Playing sports regularly provides numerous health benefits beyond age, sex, or physical ability.
regular physical activity raises cholesterol with lipoprotein high-density cholesterol (HDL) known as “good” cholesterol and lowers triglycerides unhealthy, reducing the risk of cardiovascular diseases. Also improve muscle strength and increase resistance, helps prevent weight gain and stimulates certain brain chemicals that can make you feel happier. These are just some of the benefits that sport brings to our lives.
Convinced of the need for regular physical activity, the question is how many weekly sessions are needed. Now, a study carried out by American researchers over 10 years ensures that exercise over the weekend it may be enough to keep fit.
Many of the participants in the US study recorded this amount within a week. But some concentrated it in one or two sessions instead of spacing them out.
Those who reached the recommended level of activity, either during the week or on the weekend, had a lower risk of death than those who did less than the recommended amount. The study does not differentiate whether the physical activity was done throughout the week or concentrated on the weekend.
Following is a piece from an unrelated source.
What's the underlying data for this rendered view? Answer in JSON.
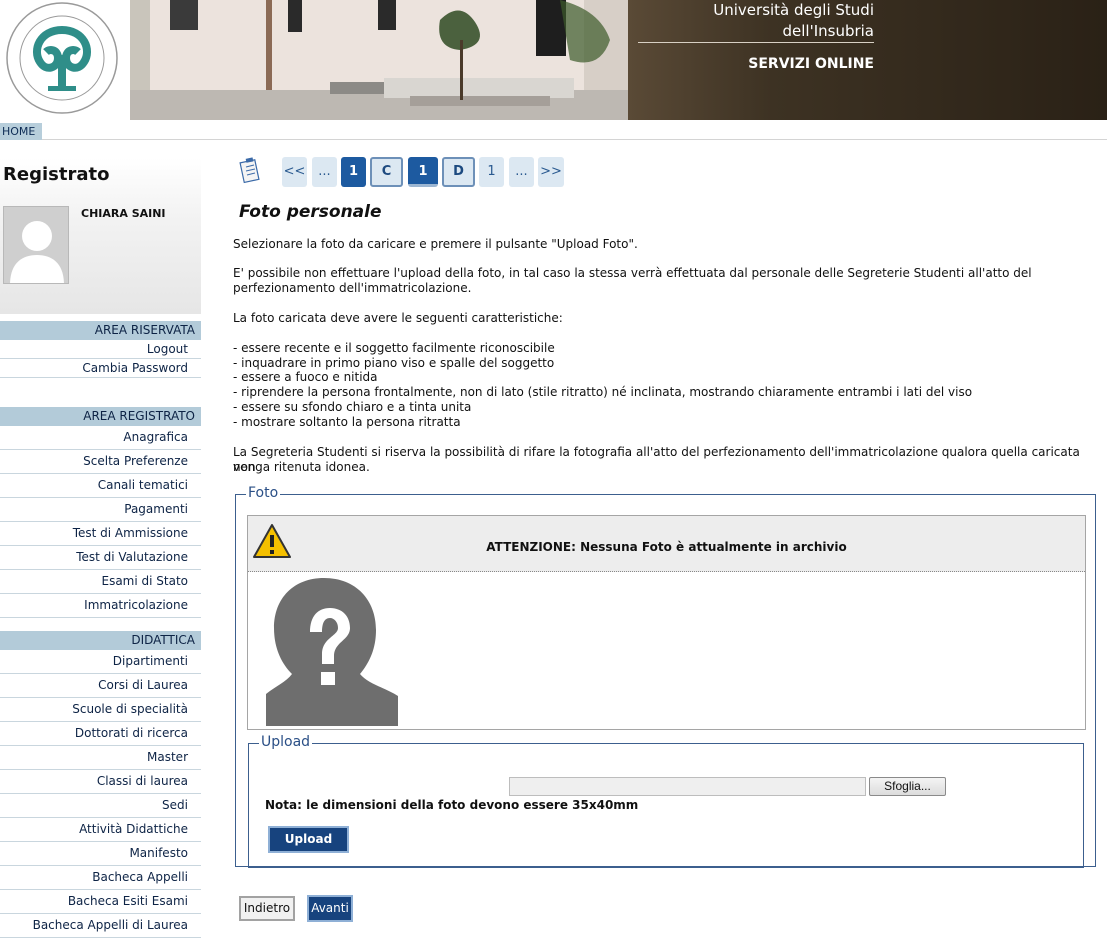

The best preventive medicine
For the Professor of Medicine and Physiotherapy at CEU Cardenal Herrera University, Juan Francisco Lisón, “healthy aerobic physical activity is the best preventive medicine once morest the main causes of death in Western countries.” To do this, he recommends 5 times a week 30 minutes of moderate aerobic exerciselike brisk walking, or 25 minutes of vigorous aerobic exercise, just 3 times a week. That would be enough to benefit from all the preventive effects of exercise once morest many of the diseases derived from sedentary life.
Juan Francisco Lisón recommends 30 minutes of moderate aerobic exercise five times a week
“No known treatment has the preventive capacity once morest so many different diseases as healthy physical exercise”, highlighted Professor Lisón in reference to its proven effects once morest a long list of diseases: cardiovascular –hypercholesterolemia, hypertension and also diabetes and obesity–, some of the most prevalent cancers –breast cancer in postmenopausal women and colon and prostate cancer–, cognitive impairment, including anxiety and depression.